World Economic Forum (WEF) speaker Jojo Mehta, the founder of Stop Ecocide Now, said farming, as a part of ecocide, should be considered a “serious crime.”
Discussing “ecocide,” or the destruction of nature by humans, Mehta urged that the activity should be “recognized as a serious crime.”
“We have this cultural, very ingrained habit of not taking damage to nature as seriously as we take damage to people or property,” she said. “With human rights, at least you know that mass murder and genocide are serious crimes, but there is no equivalent in the environmental space,” she said.
“Unlike an international crime like genocide that involves a specific intent, with ecocide, what we see is that people are trying to do, what businesses are trying to do, is make money, is farm, is fish, is do all these things that are producing energy … and what’s missing is an awareness of the side effects and collateral damage that happens with that.”

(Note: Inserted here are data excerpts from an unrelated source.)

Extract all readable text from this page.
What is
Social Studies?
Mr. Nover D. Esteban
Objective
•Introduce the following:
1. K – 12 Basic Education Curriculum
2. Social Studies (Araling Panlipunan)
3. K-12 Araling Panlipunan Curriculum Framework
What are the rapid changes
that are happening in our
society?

In the WEF’s 2023 Global Risks Report, the loss of biodiversity is highlighted as the fourth leading issue for the next decade.
According to the WEF, biodiversity and ecosystem loss would likely be connected to ecocide.
“Without significant policy change or investment, the interplay between climate change impacts, biodiversity loss, food security and natural resource consumption will accelerate ecosystem collapse, threaten food supplies and livelihoods in climate-vulnerable economies, amplify the impacts of natural disasters, and limit further progress on climate mitigation,” the report says.